とんだ勘違いから



「ご足労ありがとうございます。


今日は捜査のためにお伺いに参りました。


須藤と富田です。」


須藤さんは年配のベテラン刑事さんみたいで、もう一人は俺と同い年ぐらいの、背の高い男性だ。



「ご両親から被害届が出てましてね、

と言っても公でなくて、まだ公表できる段階ではないんですが。」


と言われたあとに


俺の元カノがお金目当てに結婚詐欺を働いているというのだ。


被害総額は何千万円と上っているらしい。



で、最初の被害者が俺では?ということで....


本名は金田聡子、その後名前を変えてはその女性になりすまして個人情報を盗み結婚の約束をしては行方をくらます。

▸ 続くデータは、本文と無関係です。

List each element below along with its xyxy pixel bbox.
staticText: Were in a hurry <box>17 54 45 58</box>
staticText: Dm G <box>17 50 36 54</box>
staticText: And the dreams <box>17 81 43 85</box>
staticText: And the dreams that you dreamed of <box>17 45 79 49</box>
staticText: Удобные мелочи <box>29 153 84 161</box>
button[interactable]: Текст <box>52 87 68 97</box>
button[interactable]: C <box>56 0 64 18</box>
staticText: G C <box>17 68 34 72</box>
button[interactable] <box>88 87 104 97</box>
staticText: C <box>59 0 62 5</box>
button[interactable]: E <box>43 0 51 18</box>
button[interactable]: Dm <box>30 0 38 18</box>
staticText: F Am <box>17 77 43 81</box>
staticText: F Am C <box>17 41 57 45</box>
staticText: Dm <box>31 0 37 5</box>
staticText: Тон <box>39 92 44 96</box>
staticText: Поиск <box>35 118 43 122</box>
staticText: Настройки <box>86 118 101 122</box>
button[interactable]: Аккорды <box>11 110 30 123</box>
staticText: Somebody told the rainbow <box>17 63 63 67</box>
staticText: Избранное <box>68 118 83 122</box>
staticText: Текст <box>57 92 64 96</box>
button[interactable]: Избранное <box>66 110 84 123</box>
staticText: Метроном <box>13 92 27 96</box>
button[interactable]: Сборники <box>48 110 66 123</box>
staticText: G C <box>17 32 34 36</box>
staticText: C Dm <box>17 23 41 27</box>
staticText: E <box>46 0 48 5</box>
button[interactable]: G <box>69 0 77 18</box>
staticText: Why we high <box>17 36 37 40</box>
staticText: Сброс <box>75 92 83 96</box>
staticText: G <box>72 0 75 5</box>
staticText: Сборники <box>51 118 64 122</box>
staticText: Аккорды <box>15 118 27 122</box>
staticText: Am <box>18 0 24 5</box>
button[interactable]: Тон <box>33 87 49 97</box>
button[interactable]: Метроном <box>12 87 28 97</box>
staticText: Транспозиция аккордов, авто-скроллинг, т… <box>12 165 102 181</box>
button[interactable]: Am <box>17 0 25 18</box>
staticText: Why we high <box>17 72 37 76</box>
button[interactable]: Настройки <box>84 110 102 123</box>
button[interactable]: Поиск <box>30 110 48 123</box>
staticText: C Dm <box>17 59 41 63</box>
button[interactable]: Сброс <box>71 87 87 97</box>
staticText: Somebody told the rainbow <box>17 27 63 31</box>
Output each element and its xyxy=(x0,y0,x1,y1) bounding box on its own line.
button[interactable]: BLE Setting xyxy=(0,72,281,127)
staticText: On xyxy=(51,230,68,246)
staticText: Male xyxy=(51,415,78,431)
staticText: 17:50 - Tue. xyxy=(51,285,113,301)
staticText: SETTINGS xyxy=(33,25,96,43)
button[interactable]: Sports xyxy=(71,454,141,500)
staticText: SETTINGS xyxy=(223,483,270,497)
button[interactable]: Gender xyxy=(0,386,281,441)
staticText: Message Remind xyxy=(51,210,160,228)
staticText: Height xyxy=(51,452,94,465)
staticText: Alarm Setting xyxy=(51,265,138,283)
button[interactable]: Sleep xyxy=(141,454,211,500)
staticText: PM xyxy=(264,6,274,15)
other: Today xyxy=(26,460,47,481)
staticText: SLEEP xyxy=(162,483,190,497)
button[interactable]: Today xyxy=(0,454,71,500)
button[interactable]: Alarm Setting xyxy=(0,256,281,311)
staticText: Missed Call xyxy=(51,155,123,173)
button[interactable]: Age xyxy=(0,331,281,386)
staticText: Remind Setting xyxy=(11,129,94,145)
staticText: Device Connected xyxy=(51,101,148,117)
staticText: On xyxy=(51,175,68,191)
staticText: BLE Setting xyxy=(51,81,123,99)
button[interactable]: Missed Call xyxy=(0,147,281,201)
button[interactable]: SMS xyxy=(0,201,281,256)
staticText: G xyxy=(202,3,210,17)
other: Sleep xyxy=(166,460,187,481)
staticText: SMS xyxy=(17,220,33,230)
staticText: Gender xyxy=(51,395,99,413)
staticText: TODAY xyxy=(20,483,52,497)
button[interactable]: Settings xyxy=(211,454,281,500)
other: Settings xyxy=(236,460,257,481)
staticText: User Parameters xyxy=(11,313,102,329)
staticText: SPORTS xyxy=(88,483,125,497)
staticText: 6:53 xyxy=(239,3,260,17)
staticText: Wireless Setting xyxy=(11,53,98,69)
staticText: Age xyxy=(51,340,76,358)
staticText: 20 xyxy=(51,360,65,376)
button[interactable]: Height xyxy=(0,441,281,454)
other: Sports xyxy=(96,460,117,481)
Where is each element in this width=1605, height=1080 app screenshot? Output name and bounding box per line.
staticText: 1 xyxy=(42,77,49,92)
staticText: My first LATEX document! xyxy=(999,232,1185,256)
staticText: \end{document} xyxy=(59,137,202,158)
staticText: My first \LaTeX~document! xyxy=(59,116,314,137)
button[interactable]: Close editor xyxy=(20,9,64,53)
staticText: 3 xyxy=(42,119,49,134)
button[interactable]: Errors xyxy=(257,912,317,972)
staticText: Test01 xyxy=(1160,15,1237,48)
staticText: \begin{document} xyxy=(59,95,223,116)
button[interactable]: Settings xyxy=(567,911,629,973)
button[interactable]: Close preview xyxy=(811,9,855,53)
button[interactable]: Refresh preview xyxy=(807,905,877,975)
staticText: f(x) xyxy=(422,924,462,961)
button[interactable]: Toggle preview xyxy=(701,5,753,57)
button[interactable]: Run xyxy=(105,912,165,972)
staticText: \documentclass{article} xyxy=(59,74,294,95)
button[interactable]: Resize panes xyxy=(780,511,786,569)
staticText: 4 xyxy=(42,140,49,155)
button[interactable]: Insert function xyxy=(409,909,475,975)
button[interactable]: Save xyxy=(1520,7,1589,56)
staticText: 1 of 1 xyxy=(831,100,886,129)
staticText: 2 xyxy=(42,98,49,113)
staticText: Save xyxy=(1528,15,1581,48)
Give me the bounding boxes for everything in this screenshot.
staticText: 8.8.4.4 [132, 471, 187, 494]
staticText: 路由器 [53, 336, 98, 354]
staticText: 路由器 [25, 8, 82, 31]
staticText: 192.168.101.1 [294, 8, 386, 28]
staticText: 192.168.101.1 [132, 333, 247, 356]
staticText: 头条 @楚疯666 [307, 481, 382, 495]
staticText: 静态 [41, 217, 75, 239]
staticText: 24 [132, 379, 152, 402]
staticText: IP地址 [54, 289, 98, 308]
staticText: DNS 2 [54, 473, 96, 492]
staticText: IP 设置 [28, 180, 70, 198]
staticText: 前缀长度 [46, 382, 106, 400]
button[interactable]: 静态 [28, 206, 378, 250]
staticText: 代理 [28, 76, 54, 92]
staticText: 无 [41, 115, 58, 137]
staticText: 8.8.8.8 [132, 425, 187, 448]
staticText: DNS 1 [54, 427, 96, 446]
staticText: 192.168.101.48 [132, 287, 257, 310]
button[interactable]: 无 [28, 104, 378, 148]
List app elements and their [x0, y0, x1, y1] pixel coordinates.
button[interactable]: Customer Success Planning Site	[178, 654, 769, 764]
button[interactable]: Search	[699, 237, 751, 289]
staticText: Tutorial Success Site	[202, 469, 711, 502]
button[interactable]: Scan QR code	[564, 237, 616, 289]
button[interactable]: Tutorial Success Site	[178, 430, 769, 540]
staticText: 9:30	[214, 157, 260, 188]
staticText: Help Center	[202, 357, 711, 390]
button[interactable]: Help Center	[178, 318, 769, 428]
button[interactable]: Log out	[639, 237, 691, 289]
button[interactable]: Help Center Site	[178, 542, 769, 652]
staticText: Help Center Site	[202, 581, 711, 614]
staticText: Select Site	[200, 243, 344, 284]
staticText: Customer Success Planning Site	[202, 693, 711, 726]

「確か、前田さんが婚約していた時は、紗綾という名前だったのではないでしょうか?

ファミリーレストランで働いていたということでは?」


と聞かれ

「はい、そうです。」


その後俺から手切れ金としてマンションを与えたことを話した。


苦い思い出に気分が悪くなる。



ひと通り話を聞いたあと須藤さんが


「辛い思い出を思い出させてしまってすいません。

その後金田は同じような手口で何人もの男性から金を奪っているんです。」


「それじゃ、あの間俺は騙されていたっていういうことですか。」


「そうですね。

今捜査上で付き合ってる男性がかなりのお金持ちの方でね、

そちらのご両親が何かおかしく思って相談にいらしたっていうことで浮上したんです。」



それまでの男性は振られてそのまま泣き寝入りしてる奴ばっかりだったという。

俺がマンションを与えたのが1番の高額、その後は旅行資金とか、家族が病気とかで工面していたぐらいらしい。